Days after the entrances were sealed, the French took the area, but did not launch a rescue effort. The Germans retook the area later in the war, but time constraints and the chaos of war meant the Germans too chose not to open the tunnel. By wars end no-one knew exactly where the tunnel was, and since there were no French bodies, the French decided to let the bodies lie where they fell.

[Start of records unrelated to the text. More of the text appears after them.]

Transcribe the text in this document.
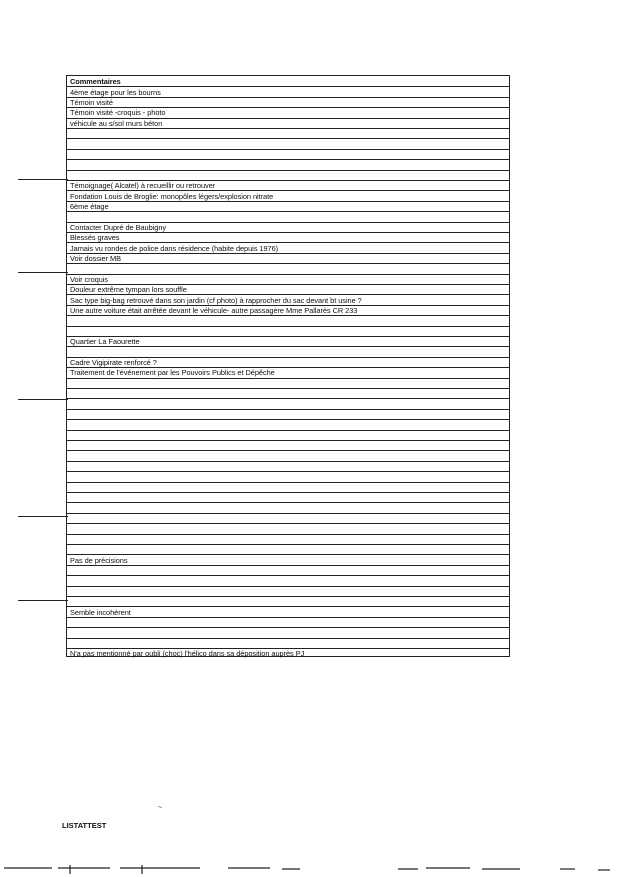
Commentaires
4ème étage pour les bourns
Témoin visité
Témoin visité -croquis - photo
véhicule au s/sol murs béton
Témoignage( Alcatel) à recueillir ou retrouver
Fondation Louis de Broglie: monopôles légers/explosion nitrate
6ème étage
Contacter Dupré de Baubigny
Blessés graves
Jamais vu rondes de police dans résidence (habite depuis 1976)
Voir dossier MB
Voir croquis
Douleur extrême tympan lors souffle
Sac type big-bag retrouvé dans son jardin (cf photo) à rapprocher du sac devant bt usine ?
Une autre voiture était arrêtée devant le véhicule- autre passagère Mme Pallarès CR 233
Quartier La Faourette
Cadre Vigipirate renforcé ?
Traitement de l'événement par les Pouvoirs Publics et Dépêche
Pas de précisions
Semble incohérent
N'a pas mentionné par oubli (choc) l'hélico dans sa déposition auprès PJ
LISTATTEST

That all changed when Alain Malinowski rediscovered the tunnel. Malinowski spent his free time combing through the archives in the Château de Vincennes, reading prisoner interrogation documents and reviewing maps. For decades Malinowski had no luck because the landscape the maps plotted was so devastated by the war the maps no longer accurately depicted the landscape. But in 2009 Malinowski stumbled upon a map that depicted two paths crossing, and Malinowski realized that these paths still existed on the ridge in Craonne. Malinowski took great care in measuring out and plotting the angles using the map he had found, and eventually landed on the entrance of the tunnel. Malinowski tried to get French or German authorities to do something for a decade, but he was ignored.
One night in January 2020 Malinowski’s 34-year-old son, fed up with official inaction, rented a mechanical digger, talked some friends into tagging along, and began digging at the spot his father identified as the lost entrance. As the amateur archologists illegally excavated the site, it quickly became apparent Malinowski was right. As they dug, they discovered gas mask canasters, bells used to sound alarm, machine guns, bayonets, a rifle, and rails used to transport munitions.
The renewed attention brought by the father-son team prompted German and French officials to act. The Treaty of Aachen, signed in 2019 between the French and German governments established the Franco-German Council of Ministers as a joint policy making forum committed to cooperation regarding shared war sites. The German War Graves Commission, a representative of the German federal government and tasked with searching for and recovering war dead, with the permission of the French government and under the legal agreements outline in the Treaty of Aachen—began excavating part of the site. The debate raged as to what should be done with the site: some members of the German War Graves Commission wished to see the site undisturbed and become a war memorial, others, like the Malinowski family prefer the bodies of the soldiers be removed from their initial resting place identified, and then reburied with dignity with their comrades.
In February of 2023 the Franco-German Council of ministers announced the site of the Winterberg Tunnel would become a war memorial with cooperation between the French and German governments under the Treaty of Aachen. Construction is set to begin in 2024 to bring the story of the Winterberg Tunnel and the memories of all who died their back into the memories of German, French, and global citizens. As the largest ground war since World War II rages in Ukraine, perhaps the importance of war memorials—and the stories of loss, fear, and despair—is more saliant now than in decades. Over a hundred years ago young men died awful deaths in France and across Europe. Today, young people are dying on the battle fields in Ukraine. How quickly it seems the world forgets.